Судьба Холстомера отражалась в судьбе Вязопурихи, ушедшей на первый же зов Милого. А потом Вязопуриха — Валентина Ковель становилась француженкой Матье, любовницей Серпуховского, а затем представала еще и в образе Мари, содержанки последнего хозяина Холстомера, в котором мы опять узнавали все того же неистребимого Милого. Все эти перетекания из одного мира в другой Товстоногов объединял темой табуна, которому противостояла лучшая лошадь России. Одинокий голос Холстомера, не то стон, не то плач, не то крик изумления и восторга, и хоровое пение табуна, его через край переливающаяся сила, — звуковой образ спектакля.

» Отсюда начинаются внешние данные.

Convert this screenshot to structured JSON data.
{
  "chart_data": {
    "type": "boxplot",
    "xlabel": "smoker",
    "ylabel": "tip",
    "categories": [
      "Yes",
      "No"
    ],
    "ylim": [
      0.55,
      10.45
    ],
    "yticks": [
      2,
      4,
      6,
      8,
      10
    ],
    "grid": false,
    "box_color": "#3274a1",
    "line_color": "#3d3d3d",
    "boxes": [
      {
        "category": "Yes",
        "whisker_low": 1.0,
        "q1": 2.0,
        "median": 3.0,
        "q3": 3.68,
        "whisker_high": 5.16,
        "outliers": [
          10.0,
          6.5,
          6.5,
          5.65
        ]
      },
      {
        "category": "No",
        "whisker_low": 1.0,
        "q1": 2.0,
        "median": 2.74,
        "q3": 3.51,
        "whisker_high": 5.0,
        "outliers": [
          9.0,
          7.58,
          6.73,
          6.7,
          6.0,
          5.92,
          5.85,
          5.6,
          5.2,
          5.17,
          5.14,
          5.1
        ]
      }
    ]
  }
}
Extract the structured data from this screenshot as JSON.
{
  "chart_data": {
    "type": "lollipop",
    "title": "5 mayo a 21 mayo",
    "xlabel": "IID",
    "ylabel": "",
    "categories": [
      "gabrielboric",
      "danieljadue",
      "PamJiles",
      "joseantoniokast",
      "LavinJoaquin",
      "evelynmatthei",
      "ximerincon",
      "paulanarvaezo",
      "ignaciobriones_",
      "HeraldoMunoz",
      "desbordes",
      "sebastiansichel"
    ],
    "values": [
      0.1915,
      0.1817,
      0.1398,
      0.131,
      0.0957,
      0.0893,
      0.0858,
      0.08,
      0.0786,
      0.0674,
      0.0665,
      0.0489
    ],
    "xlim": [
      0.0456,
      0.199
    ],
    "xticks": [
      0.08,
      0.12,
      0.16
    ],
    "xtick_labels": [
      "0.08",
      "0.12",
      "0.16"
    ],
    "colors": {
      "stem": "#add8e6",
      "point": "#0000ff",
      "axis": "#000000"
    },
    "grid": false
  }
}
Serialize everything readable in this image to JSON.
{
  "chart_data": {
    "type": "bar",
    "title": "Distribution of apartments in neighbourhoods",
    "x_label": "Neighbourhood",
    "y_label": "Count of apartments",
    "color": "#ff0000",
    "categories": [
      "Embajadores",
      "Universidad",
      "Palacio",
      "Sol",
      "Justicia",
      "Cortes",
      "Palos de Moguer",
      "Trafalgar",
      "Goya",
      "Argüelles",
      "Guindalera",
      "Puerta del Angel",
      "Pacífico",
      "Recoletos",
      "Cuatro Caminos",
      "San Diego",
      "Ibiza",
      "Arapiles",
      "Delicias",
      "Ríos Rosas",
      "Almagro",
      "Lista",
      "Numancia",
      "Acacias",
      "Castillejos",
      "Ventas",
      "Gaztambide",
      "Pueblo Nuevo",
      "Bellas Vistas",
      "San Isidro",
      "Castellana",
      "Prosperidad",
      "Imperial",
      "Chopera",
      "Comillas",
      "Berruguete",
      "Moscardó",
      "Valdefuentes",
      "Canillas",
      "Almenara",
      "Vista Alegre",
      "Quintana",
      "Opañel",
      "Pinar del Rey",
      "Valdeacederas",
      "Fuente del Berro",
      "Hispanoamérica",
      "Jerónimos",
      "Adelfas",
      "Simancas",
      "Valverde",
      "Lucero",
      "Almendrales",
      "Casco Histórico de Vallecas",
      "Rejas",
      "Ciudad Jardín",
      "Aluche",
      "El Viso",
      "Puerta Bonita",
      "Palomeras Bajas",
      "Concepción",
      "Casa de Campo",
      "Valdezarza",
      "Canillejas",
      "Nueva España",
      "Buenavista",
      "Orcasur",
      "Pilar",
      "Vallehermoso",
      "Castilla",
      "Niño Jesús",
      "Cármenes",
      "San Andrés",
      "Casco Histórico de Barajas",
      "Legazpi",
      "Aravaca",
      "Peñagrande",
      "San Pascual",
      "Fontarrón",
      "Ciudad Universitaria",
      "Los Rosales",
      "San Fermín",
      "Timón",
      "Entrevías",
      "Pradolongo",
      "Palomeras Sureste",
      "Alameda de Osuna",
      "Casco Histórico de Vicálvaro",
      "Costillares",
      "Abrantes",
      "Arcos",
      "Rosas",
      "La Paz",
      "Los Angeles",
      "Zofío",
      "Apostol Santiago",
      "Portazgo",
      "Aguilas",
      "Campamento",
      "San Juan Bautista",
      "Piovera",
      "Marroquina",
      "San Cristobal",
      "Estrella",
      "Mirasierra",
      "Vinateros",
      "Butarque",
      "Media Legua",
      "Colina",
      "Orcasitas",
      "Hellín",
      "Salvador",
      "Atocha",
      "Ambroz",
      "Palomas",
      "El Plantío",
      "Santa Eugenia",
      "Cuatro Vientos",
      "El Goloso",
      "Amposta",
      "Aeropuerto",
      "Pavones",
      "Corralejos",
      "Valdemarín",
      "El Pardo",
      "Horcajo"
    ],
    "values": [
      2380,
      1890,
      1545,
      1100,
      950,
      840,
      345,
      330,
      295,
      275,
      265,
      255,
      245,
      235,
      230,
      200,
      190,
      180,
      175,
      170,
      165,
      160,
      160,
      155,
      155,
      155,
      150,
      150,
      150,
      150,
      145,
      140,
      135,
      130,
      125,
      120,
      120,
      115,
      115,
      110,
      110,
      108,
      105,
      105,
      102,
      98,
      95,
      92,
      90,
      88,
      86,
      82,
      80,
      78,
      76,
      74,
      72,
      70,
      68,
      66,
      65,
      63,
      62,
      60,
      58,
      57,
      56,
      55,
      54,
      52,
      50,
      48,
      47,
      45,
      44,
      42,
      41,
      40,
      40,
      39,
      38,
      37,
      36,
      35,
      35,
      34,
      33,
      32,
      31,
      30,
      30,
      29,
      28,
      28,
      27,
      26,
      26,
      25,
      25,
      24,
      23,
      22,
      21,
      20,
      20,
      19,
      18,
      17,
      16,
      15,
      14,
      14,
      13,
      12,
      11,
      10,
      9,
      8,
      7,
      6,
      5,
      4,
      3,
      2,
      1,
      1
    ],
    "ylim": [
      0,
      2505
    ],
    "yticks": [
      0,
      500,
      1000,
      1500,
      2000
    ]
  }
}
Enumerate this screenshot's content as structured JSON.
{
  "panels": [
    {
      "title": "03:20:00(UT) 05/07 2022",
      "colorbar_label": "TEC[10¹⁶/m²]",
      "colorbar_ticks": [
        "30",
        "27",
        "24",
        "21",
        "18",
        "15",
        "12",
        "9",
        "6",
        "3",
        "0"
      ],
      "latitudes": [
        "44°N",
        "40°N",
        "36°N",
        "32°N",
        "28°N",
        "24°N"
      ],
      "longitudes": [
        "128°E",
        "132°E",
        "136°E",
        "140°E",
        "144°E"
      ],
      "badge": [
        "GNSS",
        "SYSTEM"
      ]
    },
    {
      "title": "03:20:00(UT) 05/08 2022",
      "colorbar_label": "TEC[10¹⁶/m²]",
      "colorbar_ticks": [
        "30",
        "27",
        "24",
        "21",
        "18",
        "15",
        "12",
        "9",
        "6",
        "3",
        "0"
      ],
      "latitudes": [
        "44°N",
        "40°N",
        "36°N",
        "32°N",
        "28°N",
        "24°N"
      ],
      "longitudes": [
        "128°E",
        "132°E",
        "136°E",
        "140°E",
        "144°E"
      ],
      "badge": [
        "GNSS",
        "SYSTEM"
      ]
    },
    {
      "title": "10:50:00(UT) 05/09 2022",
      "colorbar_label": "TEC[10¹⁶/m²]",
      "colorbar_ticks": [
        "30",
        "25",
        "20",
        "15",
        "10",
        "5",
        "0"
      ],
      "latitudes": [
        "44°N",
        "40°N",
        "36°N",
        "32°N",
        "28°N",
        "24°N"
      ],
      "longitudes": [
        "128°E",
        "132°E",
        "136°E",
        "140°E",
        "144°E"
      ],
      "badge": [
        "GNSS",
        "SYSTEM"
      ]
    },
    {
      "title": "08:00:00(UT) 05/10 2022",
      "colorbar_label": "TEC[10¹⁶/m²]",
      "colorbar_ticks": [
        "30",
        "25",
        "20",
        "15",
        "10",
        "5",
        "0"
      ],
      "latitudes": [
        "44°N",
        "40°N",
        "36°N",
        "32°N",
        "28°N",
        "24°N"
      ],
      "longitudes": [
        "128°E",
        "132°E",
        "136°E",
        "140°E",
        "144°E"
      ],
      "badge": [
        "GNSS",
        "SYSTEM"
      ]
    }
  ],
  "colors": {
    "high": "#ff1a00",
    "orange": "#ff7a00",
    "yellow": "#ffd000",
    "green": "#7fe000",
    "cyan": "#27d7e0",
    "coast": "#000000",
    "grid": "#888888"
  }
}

Толстой различал два типа пения: горлом и грудью. Это и два типа жизни. Голос Холстомера шел из груди, застольная лихая цыганщина табуна шла из горла: «Скорый конь да полночь гиблая — вот и вся тебе тут Библия!». Сладость этого хора, этого влекущего и безудержного веселья, этого торжества сильных и одинаковых над «пегими» понята была Товстоноговым как жесточайший закон жизни. «Правы были только те, у которых было все впереди, те, у кого от ненужного напряжения дрожал каждый мускул и колом поднимался хвост кверху». Расколотая голосовая партитура спектакля вскрывала и это, одно из самых глубоких противоречий жизни, открытых Толстым.
История плача-вопля-стона, изобретенного Лебедевым для своей лошади, стоит особого разговора. Станиславский когда-то ухватился за идею так называемой аффективной памяти, то есть глубочайших эмоциональных переживаний актера, которые он складирует про запас, чтобы в нужный момент впустить их в роль и придать ей неповторимо-лич- ное звучание. На этой идее Ли Страсберг построит потом самую влиятельную в Америке актерскую школу. В России про эту технику десятилетиями не вспоминали: охотников делиться секретами своей «аффективной памяти» не было. Но в том, что делал Лебедев в Холстомере, был очевидный личный источник. Такого рода плач из книжек не возьмешь. Через несколько лет после премьеры я спросил у Евгения Лебедева, откуда взял он этот плач-стон для своего Холстомера. И актер вспомнил начало тридцатых, времена коллективизации. Он стал рассказывать о том, что такое быть «пегим» в человеческой стае (сын священника, он знал это с детства). Он вспомнил, как уводили на его глазах последнюю корову-кормилицу из соседнего крестьянского дома. И как женщина вслед уводившим ту корову закричала-завыла тем криком, который через несколько десятилетий вырвется из груди толстовского Холстомера. Так загружалась и так работала «аффективная память» нашего актера.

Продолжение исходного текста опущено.